Friday, July 28, 2006

Void

The Ghost Festival started a couple days back. The Chinese believe that every year during the Chinese 7th lunar month, spirits are free to roam this earthly habitat as they please for 30 days.
It is a tradition in my family and many other families to pray and make offerings to the dearly departed during this period. I had done my share of this as well until now. Now that MP has joined the ranks of the dearly departed, I struggle with myself what to believe. On the one hand I want so much to have a chance to ask her why she had to go, was it really her time, was there something we could have done different? But on the other hand, I also want to believe that she’s with god. At least for my sanity I have to believe that she’s isn’t hanging around here but happy in heaven or already reborn to a good family who loves her and cherish her as we do.

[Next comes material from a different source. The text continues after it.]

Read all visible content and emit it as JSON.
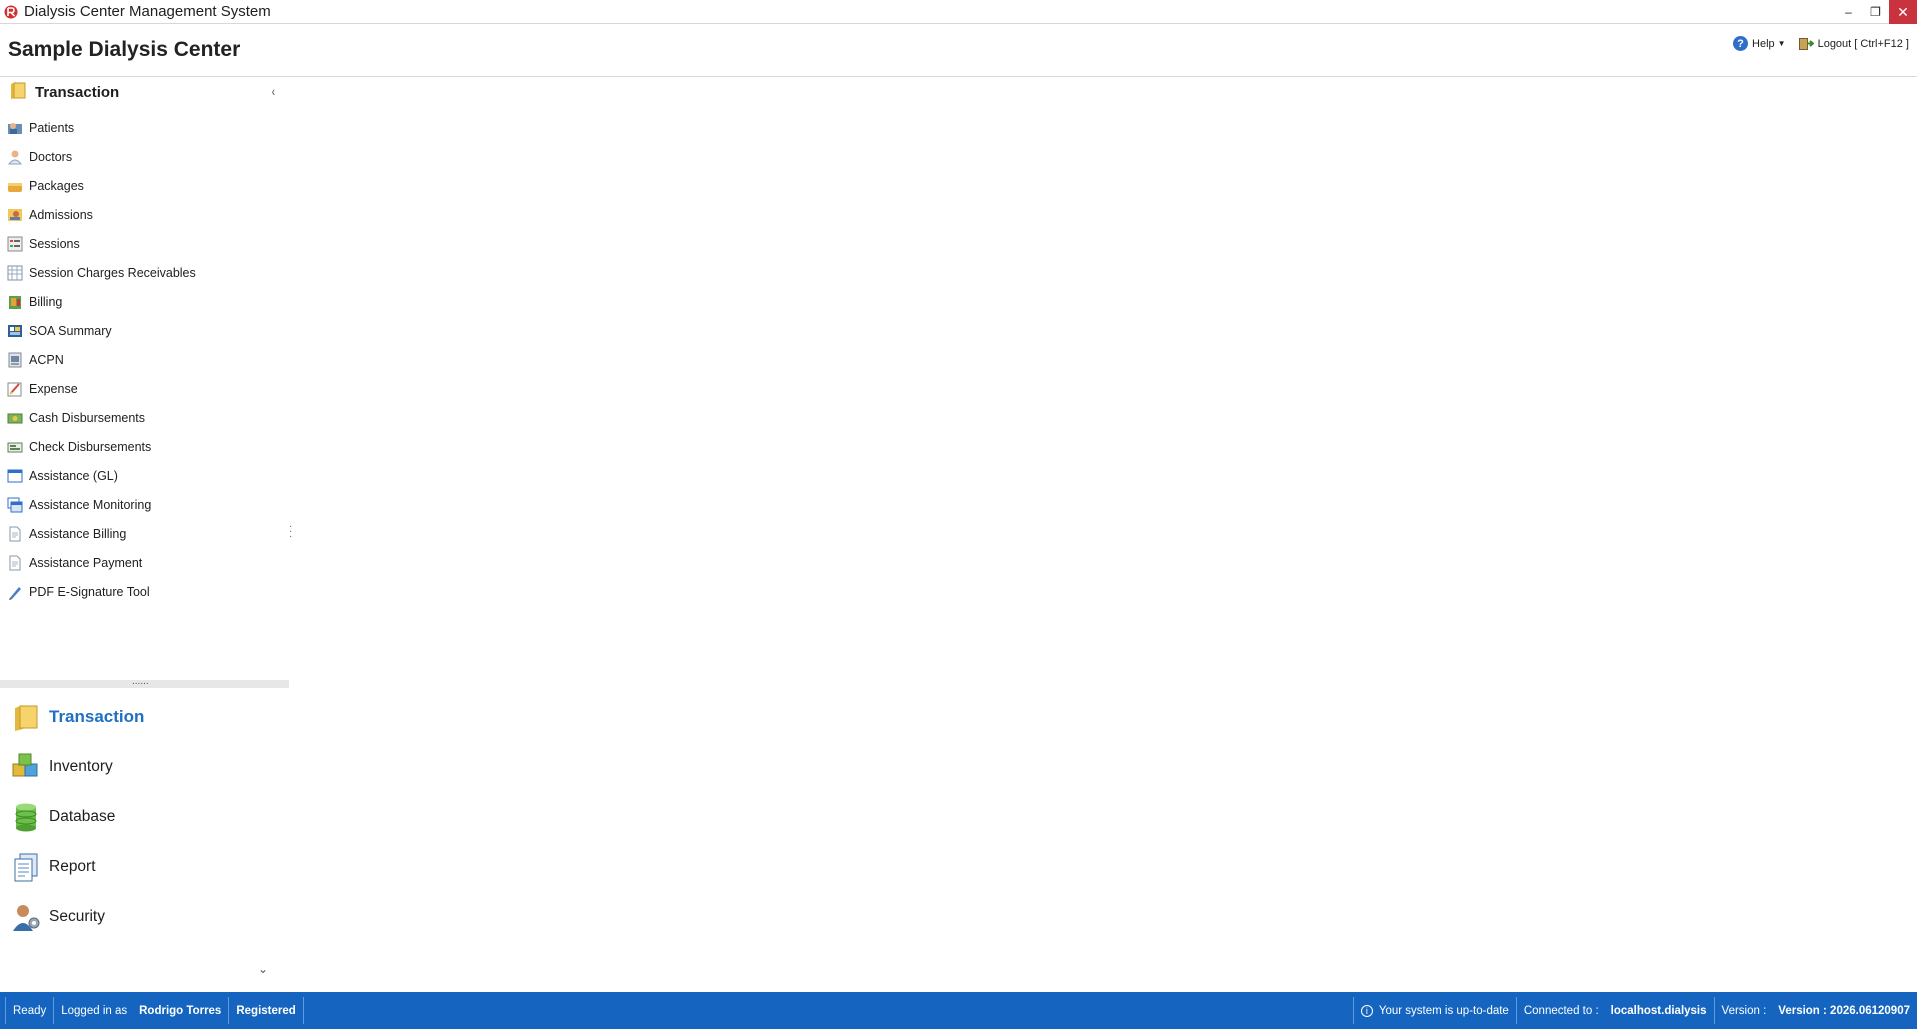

When MP died, a part of me died too. I know that I must be thankful that I have my son and my family who are here for me and I am grateful for their support but my heart won’t heal. As much as I try not to, I still feel the void. People say that time will heal all wounds and I suppose it will but I have a feeling that this won’t apply to me, at least not in this lifetime.

MP would have been 31 years old in 48 days. Never in my entire life did I ever imagine life without her. We grew up together and I had always taken it for granted that we would grow old together as well. I have been trying to find my own way for the last couple of months and I am still lost.